C’est pourquoi les Austro-hongrois et les Allemands qualifiaient le front italien de Gebirgskrieg (guerre de montagne). Le seul terrain plat se trouve dans la vallée de l’Isonzo, large d’à peine 20 kilomètres, et sépare le royaume d’Italie de l’empire austro-hongrois. C’est là que se déroulent, entre juin 1915 et novembre 1917, les onze gigantesques batailles connues comme les spallate (coups d’épaule) de Cadorna, chef d’état-major de l’armée italienne. Il s’agit d’offensives frontales, visant à percer les positions tenues par le général  serbe Svetozar Borojevic von Bojna. Souvent le gain se limite à quelques kilomètres, tandis que les pertes humaines se comptent par centaines de milliers.

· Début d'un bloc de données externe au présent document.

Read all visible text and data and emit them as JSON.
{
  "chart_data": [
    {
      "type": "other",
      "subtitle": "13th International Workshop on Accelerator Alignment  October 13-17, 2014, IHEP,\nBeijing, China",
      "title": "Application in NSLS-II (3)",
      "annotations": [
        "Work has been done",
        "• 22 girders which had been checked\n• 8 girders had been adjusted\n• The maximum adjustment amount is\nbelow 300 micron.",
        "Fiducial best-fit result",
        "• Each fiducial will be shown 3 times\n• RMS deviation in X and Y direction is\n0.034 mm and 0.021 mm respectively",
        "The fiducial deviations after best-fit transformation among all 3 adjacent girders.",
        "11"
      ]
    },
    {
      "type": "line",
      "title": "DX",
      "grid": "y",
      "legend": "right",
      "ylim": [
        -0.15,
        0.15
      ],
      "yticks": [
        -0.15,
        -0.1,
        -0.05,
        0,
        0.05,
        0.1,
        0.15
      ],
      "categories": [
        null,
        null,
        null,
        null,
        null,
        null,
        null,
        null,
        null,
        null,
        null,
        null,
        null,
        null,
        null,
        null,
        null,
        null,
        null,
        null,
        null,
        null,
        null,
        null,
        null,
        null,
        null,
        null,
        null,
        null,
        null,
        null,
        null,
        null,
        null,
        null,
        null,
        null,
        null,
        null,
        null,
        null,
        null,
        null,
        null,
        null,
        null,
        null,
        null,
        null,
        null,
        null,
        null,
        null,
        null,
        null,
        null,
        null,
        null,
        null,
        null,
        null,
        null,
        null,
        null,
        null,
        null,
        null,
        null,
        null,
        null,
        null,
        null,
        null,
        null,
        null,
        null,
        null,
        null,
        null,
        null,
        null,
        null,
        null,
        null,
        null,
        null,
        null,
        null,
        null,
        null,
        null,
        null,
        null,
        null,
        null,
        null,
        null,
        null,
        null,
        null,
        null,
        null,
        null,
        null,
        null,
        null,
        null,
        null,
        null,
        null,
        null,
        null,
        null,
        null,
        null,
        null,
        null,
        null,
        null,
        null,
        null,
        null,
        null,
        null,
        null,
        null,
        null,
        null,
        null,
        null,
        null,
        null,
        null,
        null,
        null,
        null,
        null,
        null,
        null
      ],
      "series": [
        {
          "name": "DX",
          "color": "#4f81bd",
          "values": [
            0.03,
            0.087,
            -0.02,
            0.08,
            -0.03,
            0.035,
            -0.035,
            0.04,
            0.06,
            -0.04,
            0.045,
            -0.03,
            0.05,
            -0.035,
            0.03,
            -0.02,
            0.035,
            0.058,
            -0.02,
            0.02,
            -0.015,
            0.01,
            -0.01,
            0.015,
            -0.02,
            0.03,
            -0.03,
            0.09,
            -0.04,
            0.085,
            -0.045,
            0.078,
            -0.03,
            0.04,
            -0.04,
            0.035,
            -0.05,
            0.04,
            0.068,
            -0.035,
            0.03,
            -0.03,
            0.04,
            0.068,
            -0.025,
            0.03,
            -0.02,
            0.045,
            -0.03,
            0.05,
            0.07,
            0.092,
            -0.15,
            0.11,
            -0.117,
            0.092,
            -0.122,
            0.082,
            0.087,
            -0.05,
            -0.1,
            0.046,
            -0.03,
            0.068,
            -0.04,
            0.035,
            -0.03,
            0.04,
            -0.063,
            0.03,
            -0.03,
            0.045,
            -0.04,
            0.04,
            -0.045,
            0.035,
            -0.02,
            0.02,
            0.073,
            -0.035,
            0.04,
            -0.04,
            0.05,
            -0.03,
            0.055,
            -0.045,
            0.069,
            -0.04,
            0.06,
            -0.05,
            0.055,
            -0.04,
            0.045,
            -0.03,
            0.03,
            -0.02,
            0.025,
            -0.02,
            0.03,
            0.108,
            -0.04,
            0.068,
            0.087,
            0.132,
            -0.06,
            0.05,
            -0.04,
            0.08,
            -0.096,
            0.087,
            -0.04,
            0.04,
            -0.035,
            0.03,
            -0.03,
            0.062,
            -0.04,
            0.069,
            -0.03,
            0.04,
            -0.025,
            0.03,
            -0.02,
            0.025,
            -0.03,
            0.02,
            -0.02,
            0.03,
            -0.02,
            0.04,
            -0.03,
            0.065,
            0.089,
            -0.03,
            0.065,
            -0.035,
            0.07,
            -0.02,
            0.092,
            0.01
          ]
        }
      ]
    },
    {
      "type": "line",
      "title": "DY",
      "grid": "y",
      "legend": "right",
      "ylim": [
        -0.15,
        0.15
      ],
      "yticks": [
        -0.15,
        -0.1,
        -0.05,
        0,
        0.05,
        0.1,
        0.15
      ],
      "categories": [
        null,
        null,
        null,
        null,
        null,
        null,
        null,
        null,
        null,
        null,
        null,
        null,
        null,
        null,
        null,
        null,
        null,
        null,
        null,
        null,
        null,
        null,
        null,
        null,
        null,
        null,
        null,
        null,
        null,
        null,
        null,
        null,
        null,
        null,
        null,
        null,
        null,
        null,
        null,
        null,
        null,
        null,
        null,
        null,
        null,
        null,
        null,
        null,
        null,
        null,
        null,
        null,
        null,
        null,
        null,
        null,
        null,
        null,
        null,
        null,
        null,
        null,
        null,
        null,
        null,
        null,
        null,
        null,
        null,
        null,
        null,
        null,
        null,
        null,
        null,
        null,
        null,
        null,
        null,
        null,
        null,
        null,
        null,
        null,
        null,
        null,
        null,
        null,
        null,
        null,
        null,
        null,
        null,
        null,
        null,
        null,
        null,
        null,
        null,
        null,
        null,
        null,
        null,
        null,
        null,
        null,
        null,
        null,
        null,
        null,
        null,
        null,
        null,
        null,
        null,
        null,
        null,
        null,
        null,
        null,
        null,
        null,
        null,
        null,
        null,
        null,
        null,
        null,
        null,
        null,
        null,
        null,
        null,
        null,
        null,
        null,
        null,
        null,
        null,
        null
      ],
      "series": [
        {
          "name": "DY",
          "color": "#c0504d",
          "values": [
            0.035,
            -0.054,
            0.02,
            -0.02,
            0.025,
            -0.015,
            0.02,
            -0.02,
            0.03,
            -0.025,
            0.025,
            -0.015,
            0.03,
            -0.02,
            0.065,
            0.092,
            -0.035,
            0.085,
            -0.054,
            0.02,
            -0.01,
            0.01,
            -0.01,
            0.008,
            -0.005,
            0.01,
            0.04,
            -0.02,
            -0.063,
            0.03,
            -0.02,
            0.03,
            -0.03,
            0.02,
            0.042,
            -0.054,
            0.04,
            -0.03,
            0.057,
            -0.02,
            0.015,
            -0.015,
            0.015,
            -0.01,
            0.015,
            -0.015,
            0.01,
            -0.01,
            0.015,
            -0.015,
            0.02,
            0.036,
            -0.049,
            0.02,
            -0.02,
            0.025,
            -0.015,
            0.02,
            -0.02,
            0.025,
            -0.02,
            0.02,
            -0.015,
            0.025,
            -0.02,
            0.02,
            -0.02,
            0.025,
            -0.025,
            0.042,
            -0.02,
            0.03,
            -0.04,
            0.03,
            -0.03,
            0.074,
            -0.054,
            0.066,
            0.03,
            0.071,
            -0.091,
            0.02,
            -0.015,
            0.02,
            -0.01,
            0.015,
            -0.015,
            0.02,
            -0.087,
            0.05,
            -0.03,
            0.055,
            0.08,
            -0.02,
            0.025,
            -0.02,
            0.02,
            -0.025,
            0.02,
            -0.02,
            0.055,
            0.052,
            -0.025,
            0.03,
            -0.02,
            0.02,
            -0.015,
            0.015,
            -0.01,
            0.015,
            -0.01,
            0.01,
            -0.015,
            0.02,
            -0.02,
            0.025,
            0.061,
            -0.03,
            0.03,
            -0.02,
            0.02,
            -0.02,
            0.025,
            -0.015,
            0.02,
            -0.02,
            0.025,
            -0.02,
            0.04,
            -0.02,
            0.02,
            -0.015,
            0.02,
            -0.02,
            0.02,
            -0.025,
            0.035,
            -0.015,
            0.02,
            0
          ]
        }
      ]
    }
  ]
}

Cependant, en mai-juin 1916, sur les plateaux qui entourent Vicence a lieu la  terrible offensive autrichienne (1 million d’hommes engagés, 240 000 morts au total), connue sous le nom de Strafexpedition (expédition punitive) ou bataille des Sept Communes.  Longuement préparée par le général Franz Conrad von Hötzendorf, l’offensive devait permettre la prise de Venise et la capitulation de l’Italie. Cette expédition punitive (l’Italie avait « trahi » la Triplice pour l’Entente ) se termine toutefois par une défaite autrichienne : les troupes russes commandées par le général Alexeï Broussilov, envahissant la Galicie, détournent une bonne partie des troupes austro-hongroises tandis que les troupes italiennes arrêtent les autres.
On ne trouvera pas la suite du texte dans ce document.